Por eso no quiero dar mi conformidad a la ligera –explicó él- Usted podría pedirme que haga algo terrible.

Nada hay más terrible que malgastar su vida, como lo está haciendo ahora, replicó la terapeuta (…) Debe dar su consentimiento sin saber qué es…y si no lo da, nunca sabrá en qué consistía esa tarea (…)

El arte de la ordalía

Oscar se quedó pensando por un rato. Después, pareció experimentar cierta agitación interior y, por último, dijo: Muy bien, accedo a hacer lo que usted me diga. Si para el próximo lunes no estoy trabajando, ¿qué debo hacer?

Debe afeitarse el bigote, le indicó la doctora Ismail.

Oscar la miró pasmado y se llevó la mano al único bien de cuya posesión se enorgullecía.

Cuando la señorita Simpkins se presentó para una nueva sesión, comentó con asombro que su hermano había pasado todo ese tiempo fuera de casa buscando trabajo.

Esa mañana había tenido una entrevista con gente que, muy probablemente, lo contrataría (…)

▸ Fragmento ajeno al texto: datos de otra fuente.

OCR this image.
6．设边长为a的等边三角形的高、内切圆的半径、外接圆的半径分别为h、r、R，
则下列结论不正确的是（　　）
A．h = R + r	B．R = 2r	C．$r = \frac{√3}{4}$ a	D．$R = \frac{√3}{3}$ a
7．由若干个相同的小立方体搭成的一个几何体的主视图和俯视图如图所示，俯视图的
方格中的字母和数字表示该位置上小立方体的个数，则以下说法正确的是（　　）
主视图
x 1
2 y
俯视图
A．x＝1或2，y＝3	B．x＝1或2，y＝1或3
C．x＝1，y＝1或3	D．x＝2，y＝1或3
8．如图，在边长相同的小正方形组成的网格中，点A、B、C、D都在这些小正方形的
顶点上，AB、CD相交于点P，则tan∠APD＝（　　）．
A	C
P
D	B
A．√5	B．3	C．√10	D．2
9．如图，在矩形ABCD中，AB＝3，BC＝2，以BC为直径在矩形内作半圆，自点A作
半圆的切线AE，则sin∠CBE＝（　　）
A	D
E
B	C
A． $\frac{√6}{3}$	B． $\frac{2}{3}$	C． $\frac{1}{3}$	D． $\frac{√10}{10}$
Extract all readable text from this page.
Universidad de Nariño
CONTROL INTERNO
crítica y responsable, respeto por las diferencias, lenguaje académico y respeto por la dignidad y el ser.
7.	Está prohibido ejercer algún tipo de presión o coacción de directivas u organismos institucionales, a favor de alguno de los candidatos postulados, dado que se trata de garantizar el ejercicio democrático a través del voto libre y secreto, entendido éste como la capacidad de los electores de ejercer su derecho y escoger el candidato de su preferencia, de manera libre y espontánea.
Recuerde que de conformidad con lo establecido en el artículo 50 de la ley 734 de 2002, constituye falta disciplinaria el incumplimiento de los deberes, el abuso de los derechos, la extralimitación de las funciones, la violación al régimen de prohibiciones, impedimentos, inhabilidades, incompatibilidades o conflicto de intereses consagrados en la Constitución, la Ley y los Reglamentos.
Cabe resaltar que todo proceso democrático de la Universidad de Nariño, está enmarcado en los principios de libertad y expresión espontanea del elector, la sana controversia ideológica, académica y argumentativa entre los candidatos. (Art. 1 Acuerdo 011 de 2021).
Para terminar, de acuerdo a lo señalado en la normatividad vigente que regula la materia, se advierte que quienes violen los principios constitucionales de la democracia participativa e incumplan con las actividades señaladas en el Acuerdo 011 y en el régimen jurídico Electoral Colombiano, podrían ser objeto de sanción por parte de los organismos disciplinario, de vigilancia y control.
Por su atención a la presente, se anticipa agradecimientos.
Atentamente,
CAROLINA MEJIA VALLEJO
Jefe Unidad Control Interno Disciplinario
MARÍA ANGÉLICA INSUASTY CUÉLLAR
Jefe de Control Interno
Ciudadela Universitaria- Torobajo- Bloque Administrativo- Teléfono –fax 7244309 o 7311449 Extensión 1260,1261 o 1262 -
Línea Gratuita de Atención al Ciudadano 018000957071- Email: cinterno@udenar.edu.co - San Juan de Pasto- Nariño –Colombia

El lunes siguiente, Oscar ya trabajaba, pero no quiso ver más a la terapeuta. Su hermana también salió a trabajar, continuó tratándose con la doctora Ismail durante dos meses y recobró el interés por la vida. Dijo que su hermano parecía haberse recuperado de la muerte de su madre, se ganaba la vida y había vuelto a visitar a sus amigos.

(De “Terapia de ordalía. Caminos inusuales para modificar la conducta” Jay Haley. Amorrortu.)